Via Wonk Room, The Hill reports that Ohio Rep. Dennis Kucinich thinks Republican challenges to the health-care reform law could actually result in a more progressive, single-payer system. That could also be the result of any successful challenges to the individual mandate, of course. It might turn out that the government can force insurance companies to stop denying coverage for pre-existing conditions and stop cherry-picking the healthiest clients, but can't force individuals to participate while healthy to prevent adverse selection. But what we already know the government can do is collect taxes to fund a public insurance system, and that might be what we're left with. Kucinish also said this about insurance companies on Fox News Friday:
The bottom line is: they're going to make whatever pleas they can to try to cut the limitations that are coming in place in this new bill . . . But the fact of the matter is, beyond all of this is that we really have to move someday towards a not-for-profit system where the insurance companies aren't dictating the kind of health care we're going to have in America.

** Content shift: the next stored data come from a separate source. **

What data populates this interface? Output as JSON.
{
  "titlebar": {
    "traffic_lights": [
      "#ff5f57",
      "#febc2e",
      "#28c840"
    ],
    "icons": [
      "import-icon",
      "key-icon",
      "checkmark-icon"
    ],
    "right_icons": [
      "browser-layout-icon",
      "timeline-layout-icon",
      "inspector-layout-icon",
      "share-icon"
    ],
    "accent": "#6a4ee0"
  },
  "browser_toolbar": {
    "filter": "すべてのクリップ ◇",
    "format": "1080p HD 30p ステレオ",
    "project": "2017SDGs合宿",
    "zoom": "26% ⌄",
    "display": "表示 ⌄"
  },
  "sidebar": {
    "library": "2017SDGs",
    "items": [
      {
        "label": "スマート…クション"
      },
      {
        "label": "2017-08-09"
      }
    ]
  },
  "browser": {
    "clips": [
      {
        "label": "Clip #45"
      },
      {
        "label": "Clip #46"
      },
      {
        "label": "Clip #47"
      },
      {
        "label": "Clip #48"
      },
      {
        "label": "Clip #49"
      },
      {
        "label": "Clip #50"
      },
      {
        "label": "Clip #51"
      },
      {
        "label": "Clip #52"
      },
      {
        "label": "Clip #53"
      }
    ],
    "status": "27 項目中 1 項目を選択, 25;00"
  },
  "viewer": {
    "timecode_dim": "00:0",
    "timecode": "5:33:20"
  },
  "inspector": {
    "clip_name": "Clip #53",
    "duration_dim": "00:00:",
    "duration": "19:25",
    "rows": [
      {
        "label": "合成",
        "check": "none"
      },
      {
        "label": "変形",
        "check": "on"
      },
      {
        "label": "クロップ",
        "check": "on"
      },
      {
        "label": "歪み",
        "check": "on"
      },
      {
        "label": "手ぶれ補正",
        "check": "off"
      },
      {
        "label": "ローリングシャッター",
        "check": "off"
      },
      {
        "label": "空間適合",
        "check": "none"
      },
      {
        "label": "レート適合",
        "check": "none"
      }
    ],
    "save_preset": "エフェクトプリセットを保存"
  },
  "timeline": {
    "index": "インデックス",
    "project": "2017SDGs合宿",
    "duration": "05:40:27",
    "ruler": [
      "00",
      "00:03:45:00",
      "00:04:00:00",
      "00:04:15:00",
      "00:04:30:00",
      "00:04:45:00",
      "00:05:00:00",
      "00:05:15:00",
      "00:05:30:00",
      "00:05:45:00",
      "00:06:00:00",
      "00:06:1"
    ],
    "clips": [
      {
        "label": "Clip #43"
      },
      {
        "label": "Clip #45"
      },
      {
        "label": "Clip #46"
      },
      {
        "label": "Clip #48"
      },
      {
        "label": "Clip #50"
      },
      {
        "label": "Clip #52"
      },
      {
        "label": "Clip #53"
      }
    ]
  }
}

This was always the rejoinder I hoped for, but rarely got, when Republicans started decrying health care as a "death panel" system that put the big, bad government between patients and their doctors. Who's standing there now? For the moment, of course, it's behemoth companies that are promised a flood of new customers come 2014. Either Kucinich is right, and we're on the road to something better, or he's right and it cools off some of the Republican promises to challenge the law.